Faltaban diez minutos para el recreo, Gloria miraba fijamente  a Saúl que se sentaba dos puestos a la izquierda, él tenía la mirada perdida y parecía ensimismado, ella se estaba preguntando si se estaría tomando valor para confesarle su amor, como estaba segura de que lo haría, pero ya estaba tardando lo que la tenía con los ánimos bajos. 

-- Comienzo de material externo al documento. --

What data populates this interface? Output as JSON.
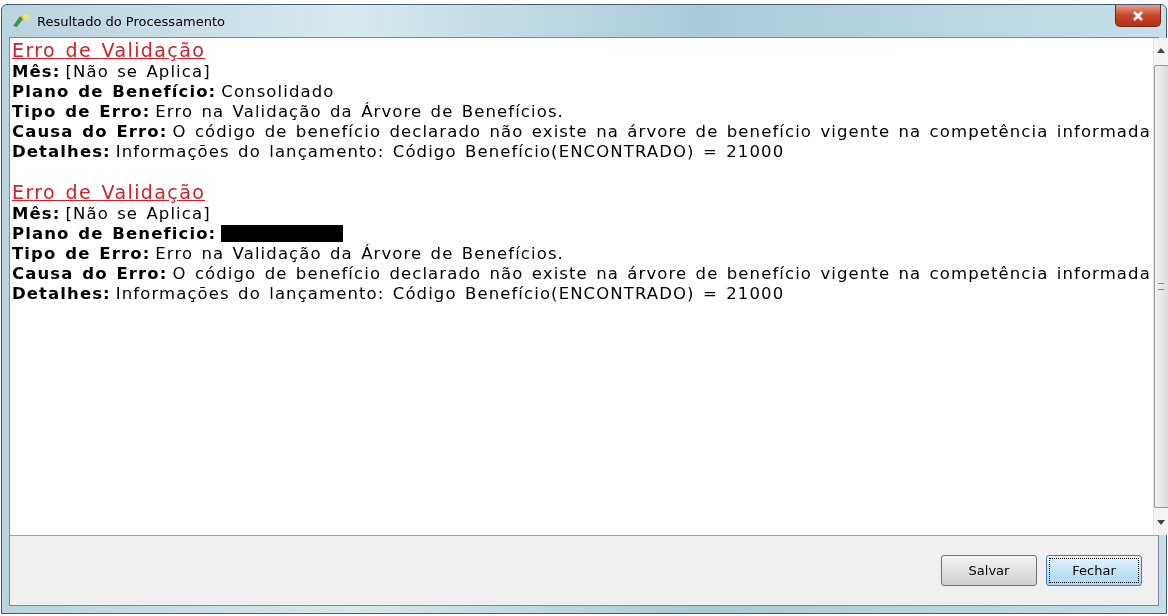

¿Sería que Saúl se estaba arrepintiendo? ¿Sería que se enamoró de otra chica? No, eso no era posible, la única persona con la que él se veía era Alex, no le había visto con ninguna otra chica. Finalmente se decidió, si Saúl no se le declaraba lo haría ella y lo haría este día.

Sonó el timbre del recreo y Saúl salió rápidamente rumbo al aula de Alex, en este momento debía estar en laboratorio de química, tenía tantas ganas de verle  que no se dio cuenta que Gloria salió detrás suyo.

Gloria iba tras Saúl pero no podía seguirle el paso, no importaba, hoy era el día en que finalmente serían oficialmente novios, le iba a poder besar como lo había hecho tantas veces en sus fantasías. Ella estaba casi corriendo y aún así no podía alcanzarlo, de pronto Saúl se mezcló con la multitud y lo perdió de vista, hoy era el día, así que lo buscaría y lo encontraría.